TheTechromancer
commented
1 year ago Yes, it is possible to create modules for almost any signin process, even ones that have multiple steps. For a rough idea of how to do this, you may want to take a look at the jumpcloud module, which makes use of multiple requests to retrieve CSRF tokens, etc.
Writing a module can be a bit challenging, so if Python isn't your first choice, and you're only using trevorspray for its IP-rotation capability, you might consider using BurpSuite or bash, and proxying the traffic through trevorproxy instead.

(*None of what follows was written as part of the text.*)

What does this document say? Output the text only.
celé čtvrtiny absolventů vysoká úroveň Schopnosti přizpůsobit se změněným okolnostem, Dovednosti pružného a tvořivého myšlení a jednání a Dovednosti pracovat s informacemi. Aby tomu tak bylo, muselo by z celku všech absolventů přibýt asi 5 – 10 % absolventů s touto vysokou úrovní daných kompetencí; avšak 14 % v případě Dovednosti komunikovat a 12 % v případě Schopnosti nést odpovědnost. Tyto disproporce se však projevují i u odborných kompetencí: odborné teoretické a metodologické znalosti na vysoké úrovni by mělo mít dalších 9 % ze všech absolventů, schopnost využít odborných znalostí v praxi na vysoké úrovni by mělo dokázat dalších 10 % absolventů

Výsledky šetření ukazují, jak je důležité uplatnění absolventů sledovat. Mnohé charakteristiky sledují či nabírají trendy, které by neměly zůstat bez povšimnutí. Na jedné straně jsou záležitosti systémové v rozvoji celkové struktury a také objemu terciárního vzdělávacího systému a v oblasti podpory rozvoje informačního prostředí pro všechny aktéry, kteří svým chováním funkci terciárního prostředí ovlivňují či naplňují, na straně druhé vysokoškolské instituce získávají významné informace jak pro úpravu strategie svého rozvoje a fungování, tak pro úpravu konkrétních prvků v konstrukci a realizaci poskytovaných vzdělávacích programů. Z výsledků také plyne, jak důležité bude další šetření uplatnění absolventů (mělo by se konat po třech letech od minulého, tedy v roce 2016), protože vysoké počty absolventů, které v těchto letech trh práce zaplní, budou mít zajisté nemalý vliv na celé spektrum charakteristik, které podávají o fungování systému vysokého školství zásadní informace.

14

I have a client who has a client-branded Duo Security AD FS login portal, with an AuthURL similar to the following:
https://sso-xxxxxxxx.sso.duosecurity.com/saml2/sp/XXXXXXXXXXXXXXXXXXXX/sso
I can also visit https://example.login.duosecurity.com/ (where "example" equals the client name), which then redirects to:
https://example.login.duosecurity.com/login/?authkey=XXXXXXXXXXXXXXXXXXXX&scid=xxxxxxxxxxxxxxxxxxxxxxxxxxxxxxxx
The "Single Sign-On" page first accepts an "Email Address", and after entering the email address and clicking "Next" you are presented with a different screen prompting for the "Password", which after entering you would attempt to "Log in".
Would it be possible to create a TREVORspray "Duo Security" module for this?